Formerly owned by Lonrho plc, before a management buyout in 2001, led by former chief executive Mr Edwin Chimanye, the company has three main plants in Chegutu, Kadoma and Gweru.
Elgate Investments is the majority shareholder with 51 percent, but the ownership is being disputed. Mr Chimanye is the second largest shareholder with 12,14 percent while the remainder is owned by minorities.
Mr Hofisi’s rescue plan received substantial support from the majority of creditors and shareholders who then voted for the final judicial management. Creditors owed about US$6,5 million voted for final judicial management which represented 56 percent of the vote, while 46 percent with total claims of about US$5,5 million voted for liquidation.

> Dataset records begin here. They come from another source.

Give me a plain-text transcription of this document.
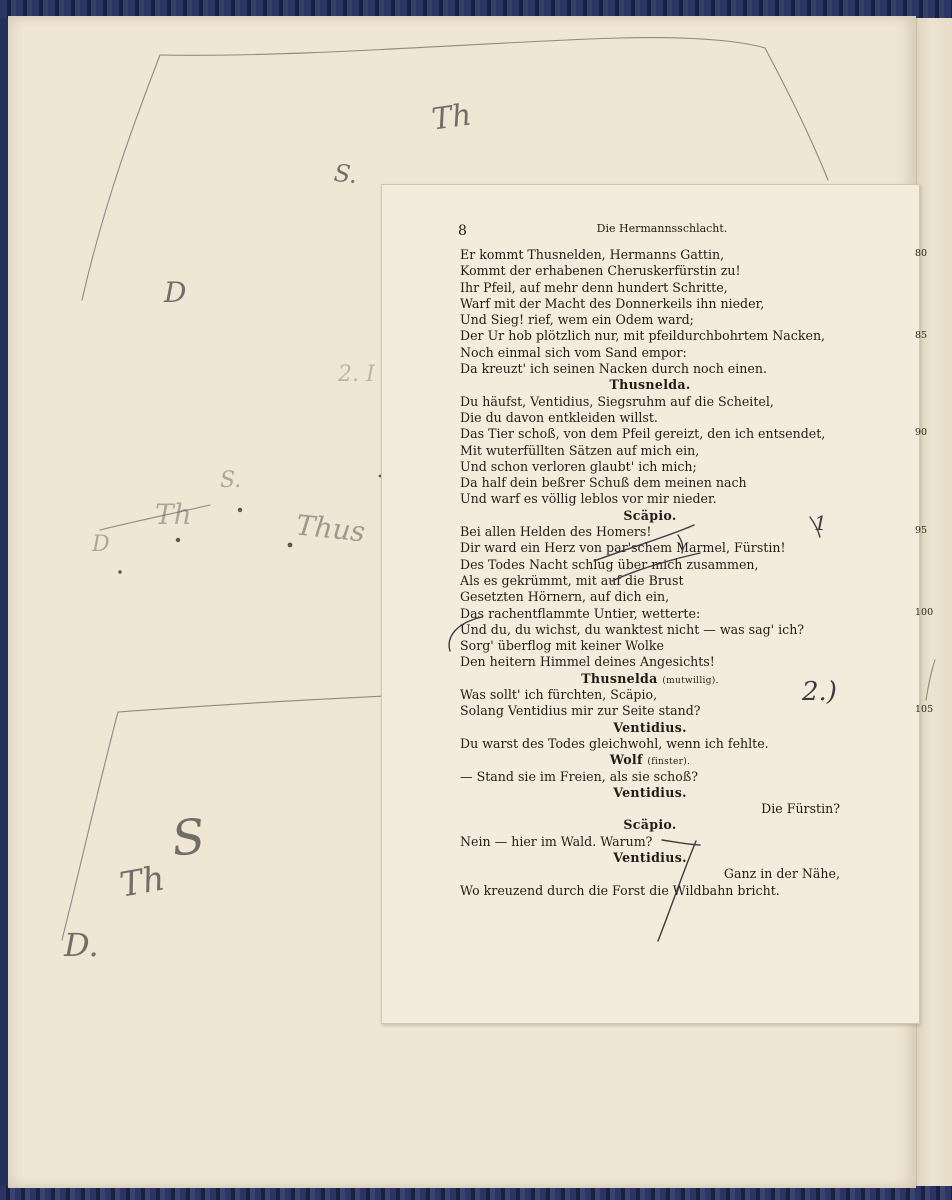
Th
S.
D
2. I
Th
S.
D	Thus
S
Th
D.
8	Die Hermannsschlacht.
80
85
90
95
100
105
Er kommt Thusnelden, Hermanns Gattin,
Kommt der erhabenen Cheruskerfürstin zu!
Ihr Pfeil, auf mehr denn hundert Schritte,
Warf mit der Macht des Donnerkeils ihn nieder,
Und Sieg! rief, wem ein Odem ward;
Der Ur hob plötzlich nur, mit pfeildurchbohrtem Nacken,
Noch einmal sich vom Sand empor:
Da kreuzt' ich seinen Nacken durch noch einen.
Thusnelda.
Du häufst, Ventidius, Siegsruhm auf die Scheitel,
Die du davon entkleiden willst.
Das Tier schoß, von dem Pfeil gereizt, den ich entsendet,
Mit wuterfüllten Sätzen auf mich ein,
Und schon verloren glaubt' ich mich;
Da half dein beßrer Schuß dem meinen nach
Und warf es völlig leblos vor mir nieder.
Scäpio.
Bei allen Helden des Homers!
Dir ward ein Herz von par'schem Marmel, Fürstin!
Des Todes Nacht schlug über mich zusammen,
Als es gekrümmt, mit auf die Brust
Gesetzten Hörnern, auf dich ein,
Das rachentflammte Untier, wetterte:
Und du, du wichst, du wanktest nicht — was sag' ich?
Sorg' überflog mit keiner Wolke
Den heitern Himmel deines Angesichts!
Thusnelda (mutwillig).
Was sollt' ich fürchten, Scäpio,
Solang Ventidius mir zur Seite stand?
Ventidius.
Du warst des Todes gleichwohl, wenn ich fehlte.
Wolf (finster).
— Stand sie im Freien, als sie schoß?
Ventidius.
Die Fürstin?
Scäpio.
Nein — hier im Wald. Warum?
Ventidius.
Ganz in der Nähe,
Wo kreuzend durch die Forst die Wildbahn bricht.
2.)
1
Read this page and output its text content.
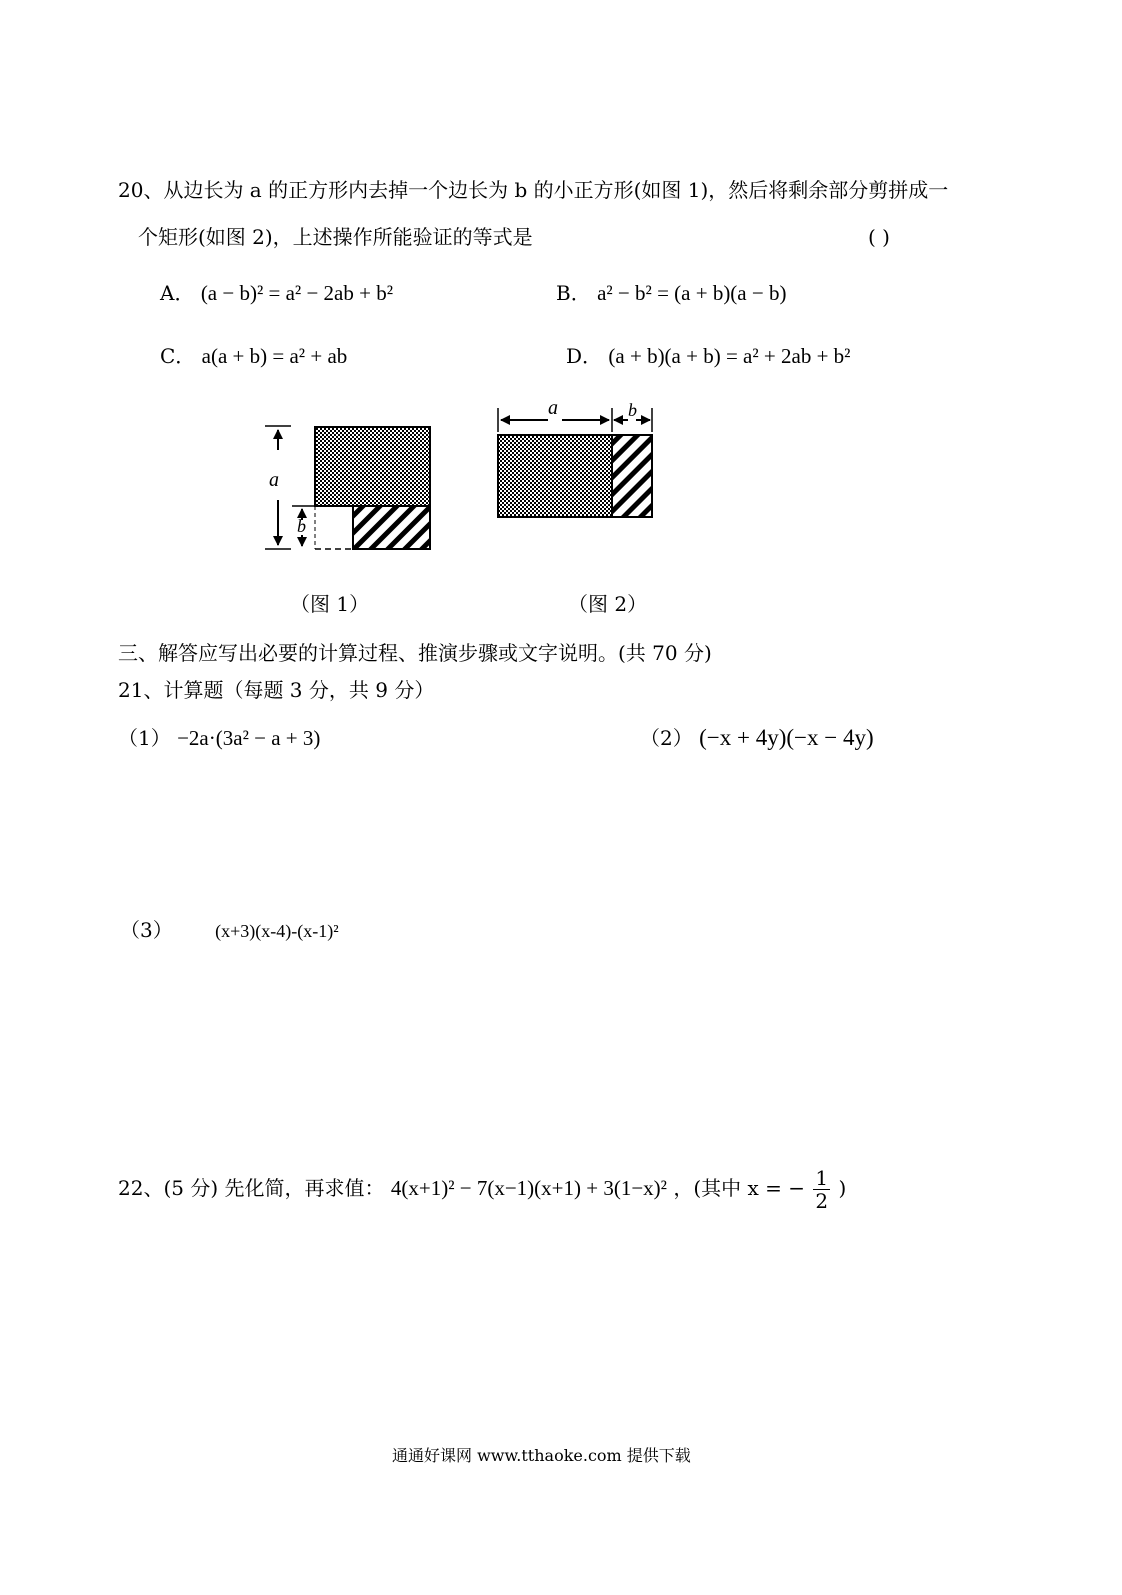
20、从边长为 a 的正方形内去掉一个边长为 b 的小正方形(如图 1)，然后将剩余部分剪拼成一
个矩形(如图 2)，上述操作所能验证的等式是	( )
A． (a − b)² = a² − 2ab + b²	B． a² − b² = (a + b)(a − b)
C． a(a + b) = a² + ab	D． (a + b)(a + b) = a² + 2ab + b²
a
b
a	b
（图 1）	（图 2）
三、解答应写出必要的计算过程、推演步骤或文字说明。(共 70 分)
21、计算题（每题 3 分，共 9 分）
（1） −2a·(3a² − a + 3)	（2） (−x + 4y)(−x − 4y)
（3） (x+3)(x-4)-(x-1)²
22、(5 分) 先化简，再求值： 4(x+1)² − 7(x−1)(x+1) + 3(1−x)² ，(其中 x = − $\frac{1}{2}$ )
通通好课网 www.tthaoke.com 提供下载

Shareholders with 590 million shares or 75 percent of the issued share capital voted for final judicial management.
The firm was, for the second time, placed under judicial management in December 2010, having gone through the same reconstruction between 2005 and 2008 under Dr Cecil Madondo of Tudor House Consultancy.
“Indeed, the certificate (of appointment) has been procured today,” said Mr Hofisi in an interview.
“Therefore, considering that DWTL is a strategic national asset, an in-depth stakeholders’ analysis is a prerequisite.
“At the same time, a management committee that will function like a board of directors will be established to provide strategic direction.
“Two former CEOs of DWTL will be appointed, including a chartered accountant and a lawyer, among other technocrats. All in all, a holistic approach is required,” he said.
Mr Hofisi is not new to David Whitehead affairs. He was a consultant during the tenure of Dr Madondo.
One of the key shareholders said liquidation was not an “option”. Aurifin Capital rescue plan logged with the High Court premised on conversion of debt into equity, disposal of non-core assets to raise working capital and restart factories, as well as bringing in a strategic partner.
According to the plan, Aurifin is proposing “a scheme of compromise” to avoid liquidation.
The report says workers and other creditors, who are owed about US$8 million, would be persuaded to convert part of their debt into equity, but on condition the company will be subsequently re-listed on the ZSE.
Capital and reserves would increase by US$8 million while liabilities will decrease by the same amount, thereby strengthening the company’s balance sheet.
Workers will be guaranteed job security while other creditors, such as suppliers of goods and services, would continue doing business with the company.
Aurifin is also proposing the sale of the company’s non-core assets to raise working capital.
Debt-equity could be mobilised but this may be difficult, owing to the liquidity challenges obtaining in the economy.
At the moment, David Whitehead will score low marks on credit rating because of its well-documented challenges. It is envisaged that production would start at the spinning division in Kadoma.
Spinning involves the conversion of cotton lint into yarn that could be sold on the local and export markets.
Other production divisions such as weaving, dyeing and hosiery require intensive refurbishment of machinery and equipment before resumption of production.
It is then expected that proceeds generated from the spinning division in Kadoma would be used for the refurbishment of machinery at the weaving, dyeing, and hosiery divisions in Chegutu over an estimated period of six months.